Резкий металлический голос, словно жужжание голодной лотосовой мухи, выталкивает его из темной глубины на свет, бьющий в глаза. Он стряхнул остатки сна, давившего на веки в грязном свечении галогена, и поискал источник звука. Он лежал на серых простынях, на металлической койке, стоявшей у стены из желтого камня, покрытого испарениями. Он узнал гул системы фильтрации воздуха, шумный стон, стук и лязг двигателей на заднем плане. Эту мелодию он слышал со дня своего рождения – колыбельная дома капитула в Кигене. Воздух был влажным, кожа блестела от пота, и он, впитываясь в марлю, вызывал зуд. Он провел рукой по марле, и она скомкалась, как сухая бумага. Он понял, что все еще лежит без «кожи», но его уже подключили к мехабаку, у ключиц и под ребрами установлены штыковые устройства, вдоль позвоночника змеятся провода датчиков. Инстинктивно он щелкнул несколькими шариками устройства, чтобы проверить работу передающих кабелей, и получил краткое подтверждение.

– Киоши-сан.

Кин повернулся на звук – тяжелое, как скрежет бензопилы, дыхание – и увидел тень, закрывшую от него свет. Он увидел широкий силуэт гильдийца, склонившегося над ним в душном тепле. На гладких, скульптурно вылепленных линиях атмоскафандра мерцал тусклый свет, глаза горели, как задохнувшийся в смоге закат.

Страх насквозь пронзил Кина, и он облизнул внезапно высохшие губы. Он узнал этот скафандр – узор в виде тигровых полос из филиграни цвета серого железа по шлифованной латуни. В каждом слове, которое произносил гильдиец, звучала властность. И, конечно же, он узнал лицо. В отличие от жестких инсектоидных шлемов большинства лотосменов, уставившаяся на него сложная маска выглядела почти по-человечески. Вылепленные брови и округлые щеки юноши в расцвете лет изготовлены из гладкой шлифованной латуни – идеальная симметрия, которая по всем правилам должна была бы выглядеть красиво. Но что-то нарушало гармонию. Возможно, пучок сегментированных кабелей, льющихся изо рта, словно внутри рвотной массы из желудка железного кальмара находился ребенок. Возможно, горящие красным светом глаза, отбрасывавшие кровавое сияние на совершенные, безупречные щеки. Как бы то ни было, Кин всегда боялся этого лица-маски.
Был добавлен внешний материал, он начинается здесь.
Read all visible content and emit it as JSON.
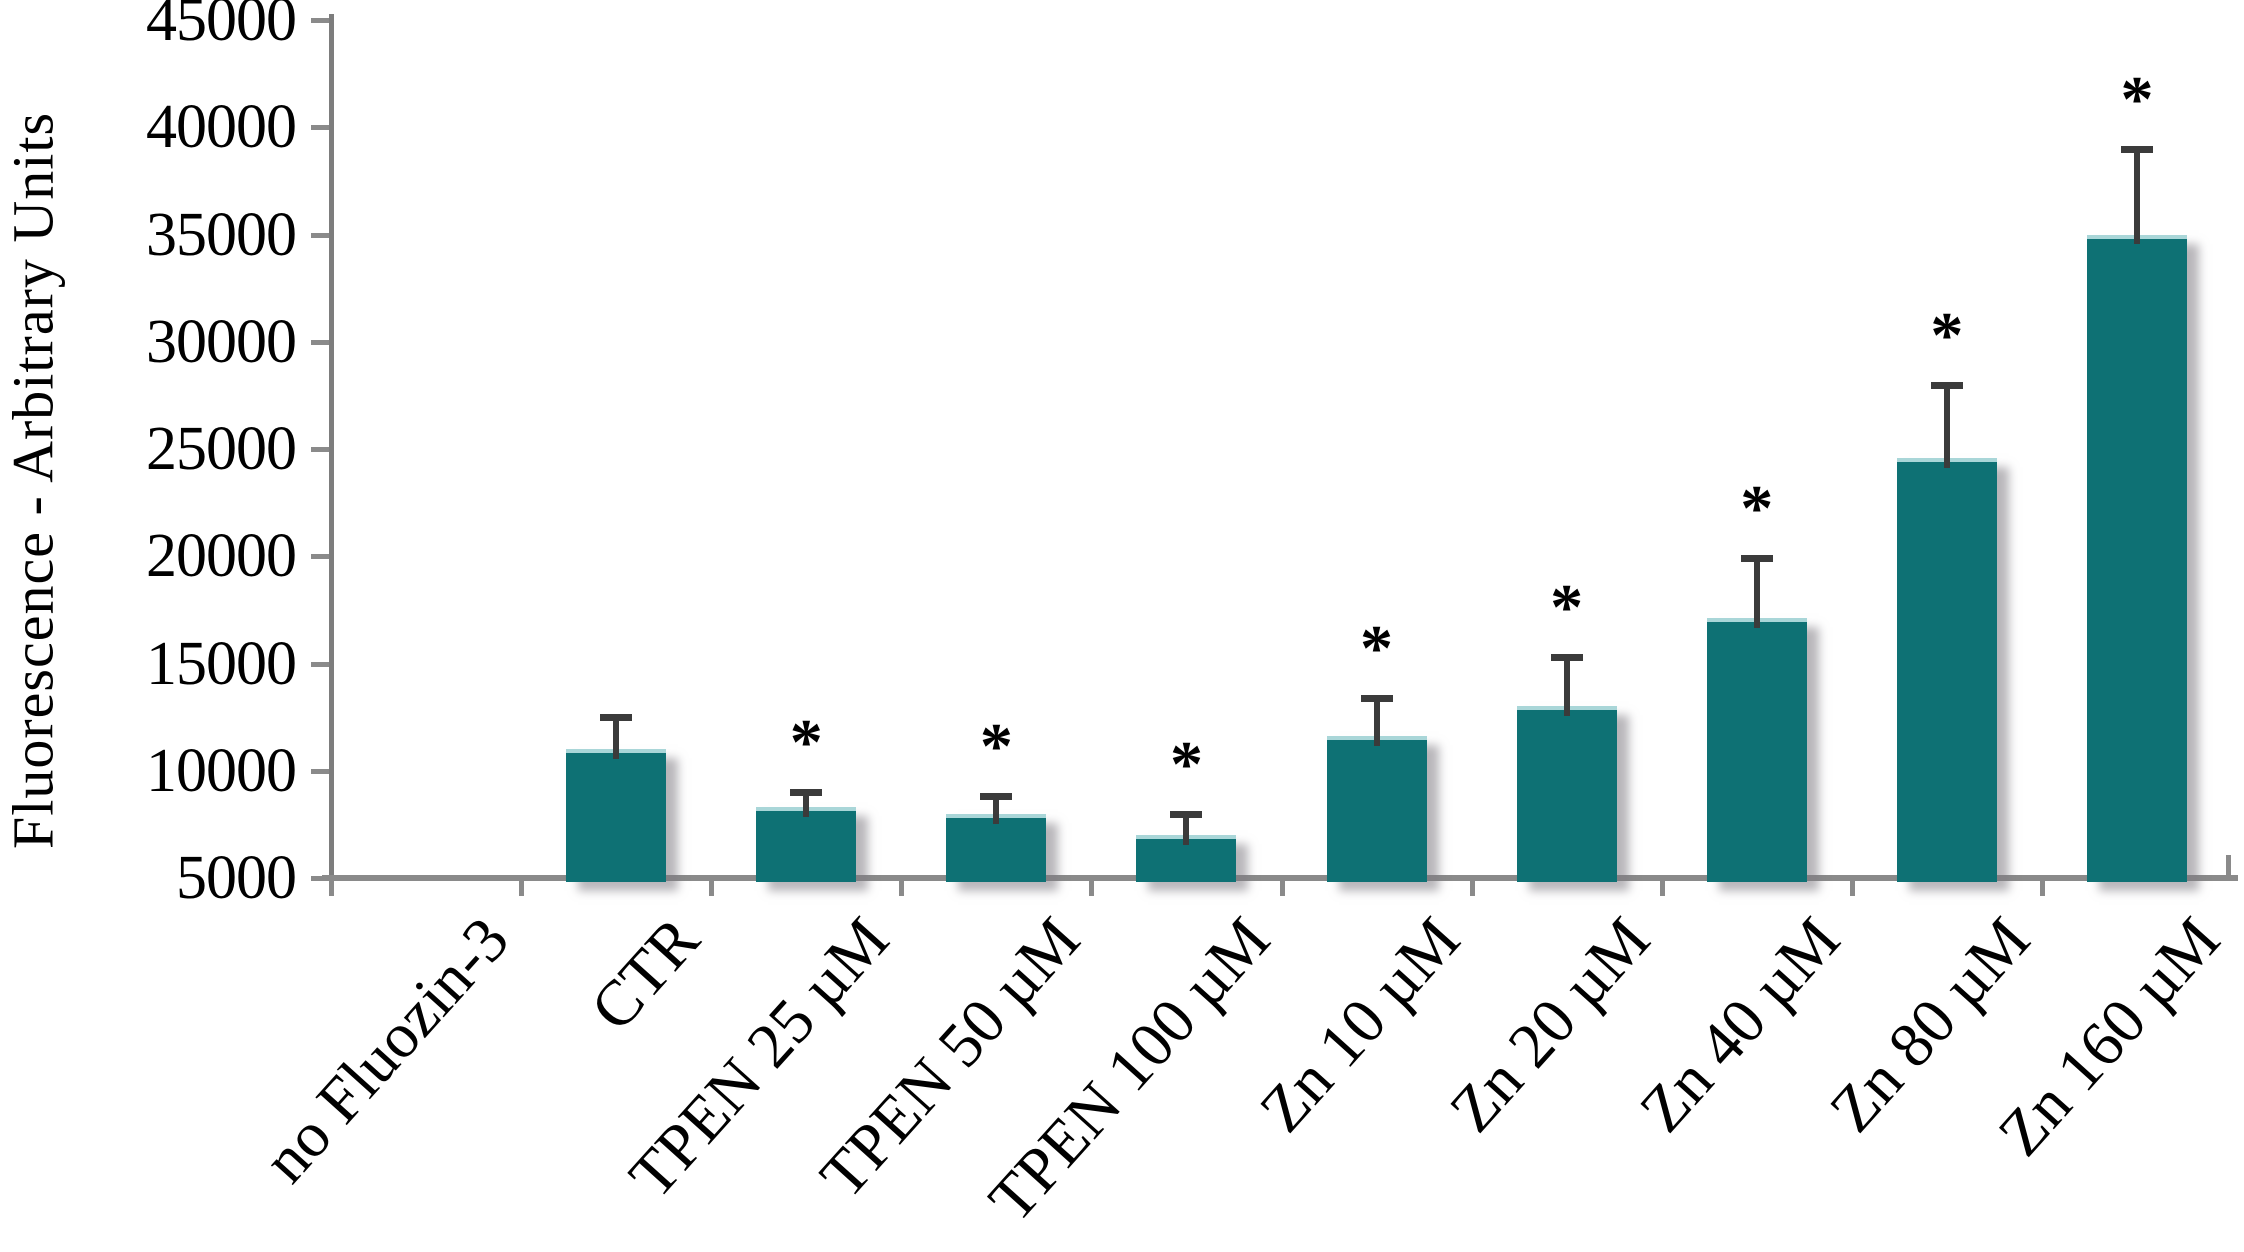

Человек, возвышающийся над ним, был самым близким человеком отца Кина. Если бы они были обычными людьми, он мог бы забрать Кина к себе после смерти старого Киоши. Если бы Кин был обычным ребенком, никому бы не показалось странным, если бы он называл этого человека «дядей».

Но, будучи тем, кем он был, Кин обращался к нему по званию, как и все остальные.

– Сятей-гасира, – он пытался говорить спокойным сильным голосом, прикрыл кулак ладонью и поклонился, как мог. – Рупор Капитула Кигена почтил меня своим присутствием.